In the coming year, Charzer is looking to establish 1,00,000 charging stations across the country. Today, India has barely 250 EV charging stations combined. Compared to China, which stands at 5,16,000 based on numbers published at the end of 2019 and Europe with 1,70,149 public charging stations as per Statista, India is seriously lagging.
Sameer believes trends are looking up for EV adoption because the cost of ownership is much less today than it was five years ago.
“Since people want to avoid public transport because of COVID-19, EVs make so much more sense. There are many reasonably priced lower speed and lower battery range models in which the cost of ownership is similar to using public transport. Once a proper charging infrastructure exists, there will be much greater adoption of EV. Despite the government’s real push towards EV, it’s the customer who has to buy into it. For our expansion, we have recently entered the market again to raise funding from angel investors,” he adds.

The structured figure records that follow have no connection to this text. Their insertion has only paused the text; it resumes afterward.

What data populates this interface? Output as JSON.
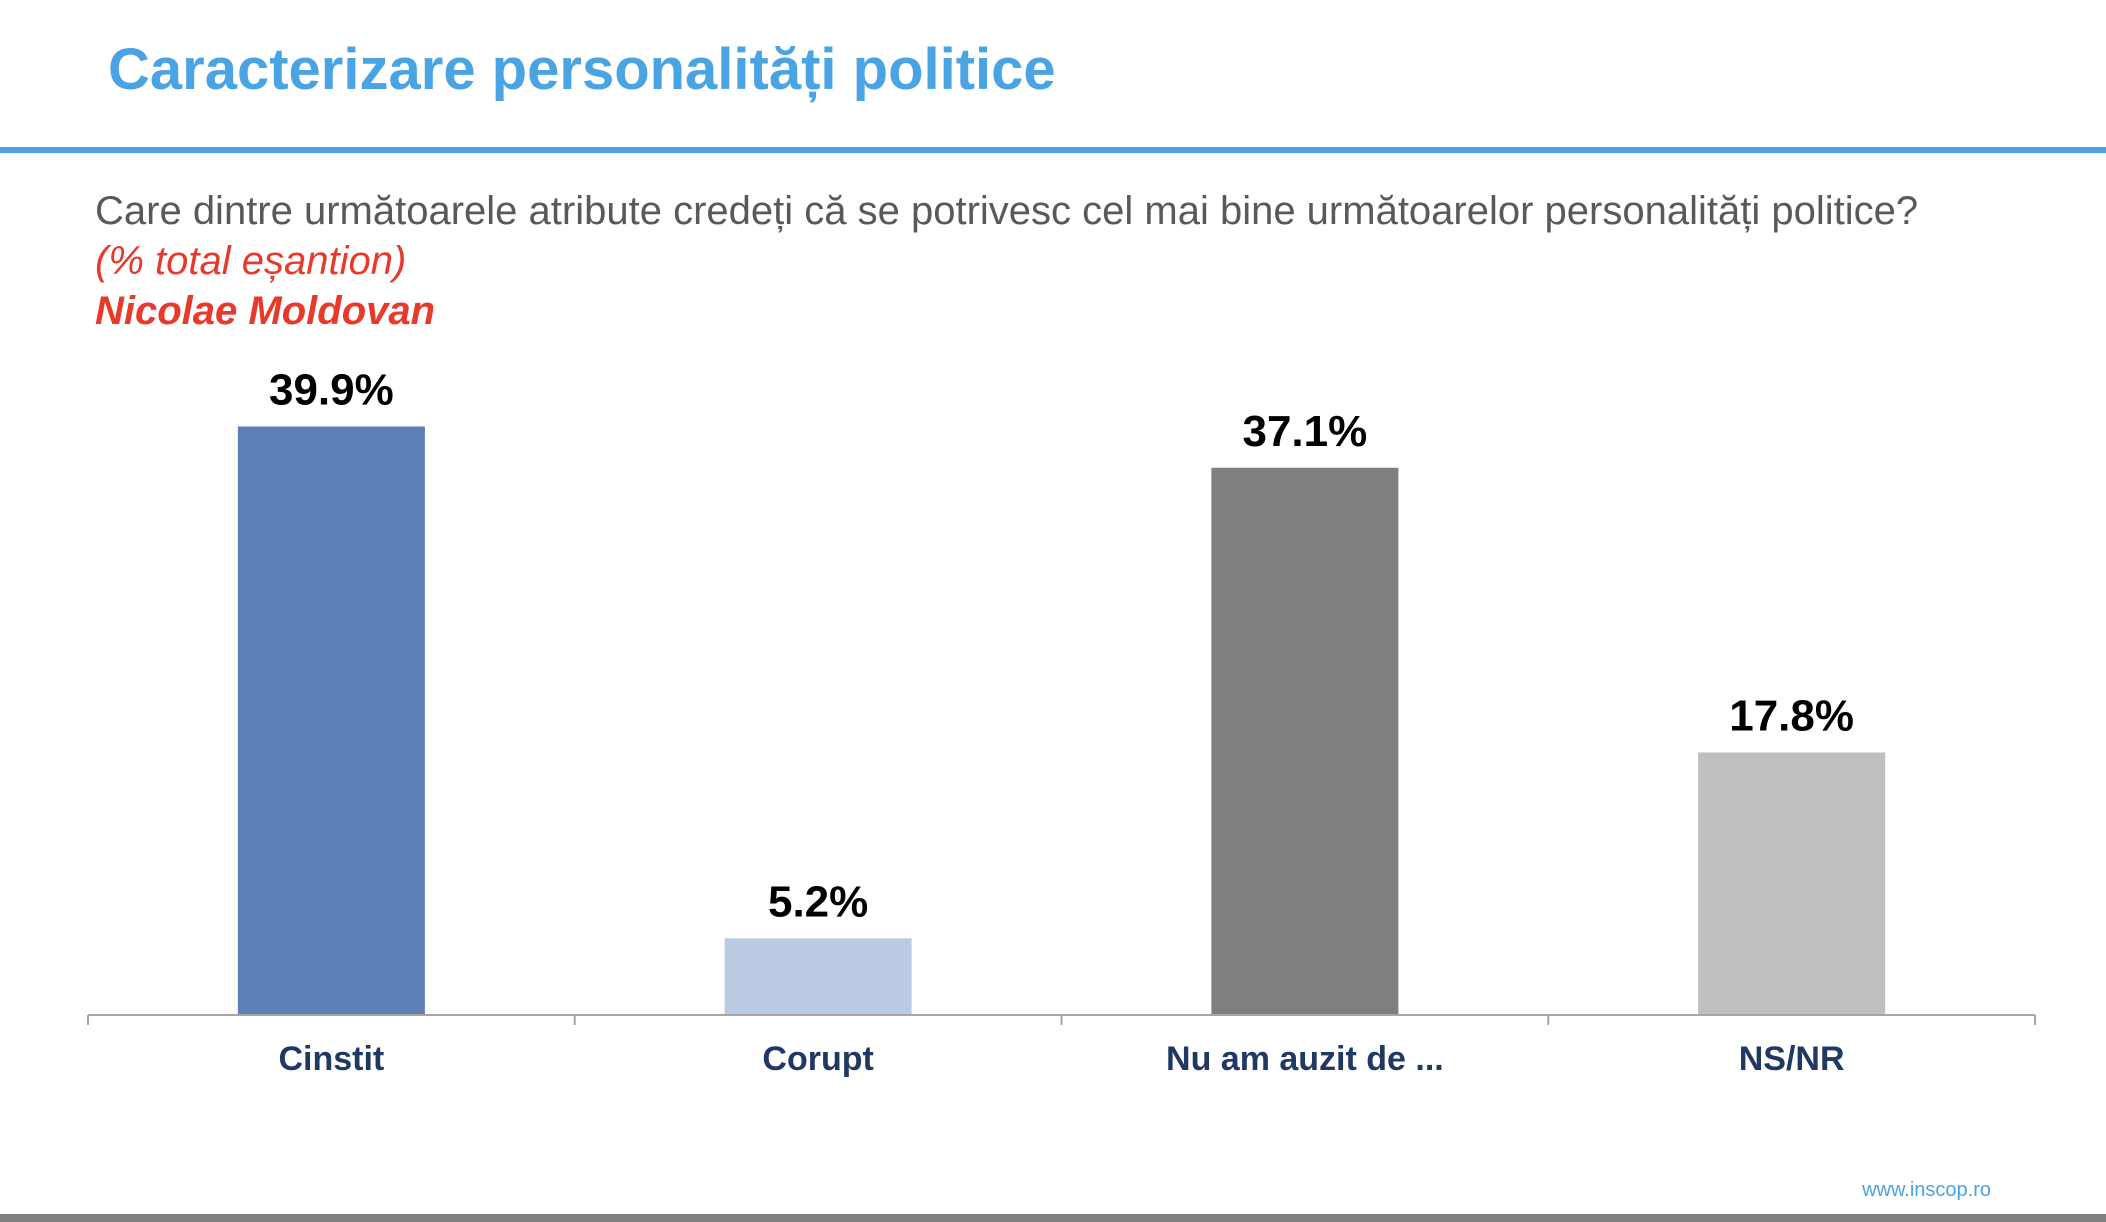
{
  "slide": {
    "title": "Caracterizare personalități politice",
    "question": "Care dintre următoarele atribute credeți că se potrivesc cel mai bine următoarelor personalități politice?",
    "sample_note": "(% total eșantion)",
    "person_name": "Nicolae Moldovan",
    "footer_url": "www.inscop.ro"
  },
  "colors": {
    "accent": "#4aa3e3",
    "name_red": "#e8392b",
    "axis": "#a6a6a6",
    "category_text": "#1f3864"
  },
  "chart_data": {
    "type": "bar",
    "title": "",
    "xlabel": "",
    "ylabel": "",
    "ylim": [
      0,
      40
    ],
    "grid": false,
    "categories": [
      "Cinstit",
      "Corupt",
      "Nu am auzit de ...",
      "NS/NR"
    ],
    "values": [
      39.9,
      5.2,
      37.1,
      17.8
    ],
    "value_labels": [
      "39.9%",
      "5.2%",
      "37.1%",
      "17.8%"
    ],
    "bar_colors": [
      "#5b7fb6",
      "#bccbe4",
      "#7f7f7f",
      "#bfbfbf"
    ]
  }
}
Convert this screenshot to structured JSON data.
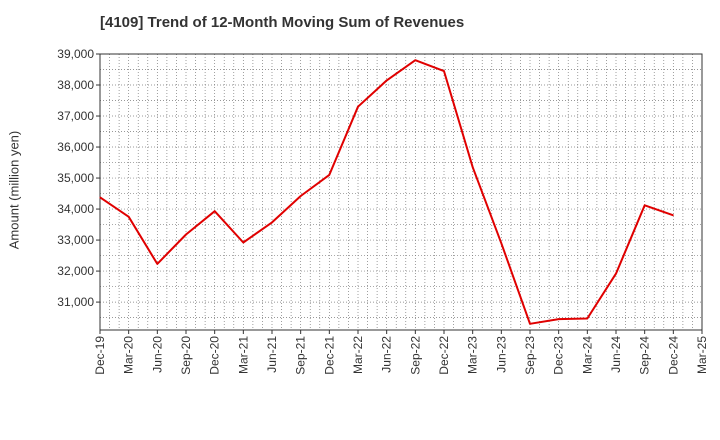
{
  "chart_data": {
    "type": "line",
    "title": "[4109]  Trend of 12-Month Moving Sum of Revenues",
    "ylabel": "Amount (million yen)",
    "xlabel": "",
    "ylim": [
      30100,
      39000
    ],
    "y_ticks": [
      31000,
      32000,
      33000,
      34000,
      35000,
      36000,
      37000,
      38000,
      39000
    ],
    "y_tick_labels": [
      "31,000",
      "32,000",
      "33,000",
      "34,000",
      "35,000",
      "36,000",
      "37,000",
      "38,000",
      "39,000"
    ],
    "categories": [
      "Dec-19",
      "Mar-20",
      "Jun-20",
      "Sep-20",
      "Dec-20",
      "Mar-21",
      "Jun-21",
      "Sep-21",
      "Dec-21",
      "Mar-22",
      "Jun-22",
      "Sep-22",
      "Dec-22",
      "Mar-23",
      "Jun-23",
      "Sep-23",
      "Dec-23",
      "Mar-24",
      "Jun-24",
      "Sep-24",
      "Dec-24",
      "Mar-25"
    ],
    "grid": true,
    "line_color": "#e00000",
    "series": [
      {
        "values": [
          34380,
          33750,
          32230,
          33180,
          33930,
          32920,
          33570,
          34420,
          35100,
          37300,
          38150,
          38800,
          38450,
          35350,
          32900,
          30300,
          30450,
          30470,
          31920,
          34120,
          33800,
          null
        ]
      }
    ]
  }
}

At the moment, the startup is working on multiple propositions to expand without necessarily having to dip in for more funding.
“Some people are even eager to partner with us and become EV charging entrepreneurs. We are coming up with a model where highly motivated and visionary individuals can partner with us and also participate in expanding this charger network for the future of EV mobility in their respective places. This could be a franchise model or something else altogether. We can do ten times more if people are willing to invest with us and replicate what we are doing in their own city or area,” says Dheeraj.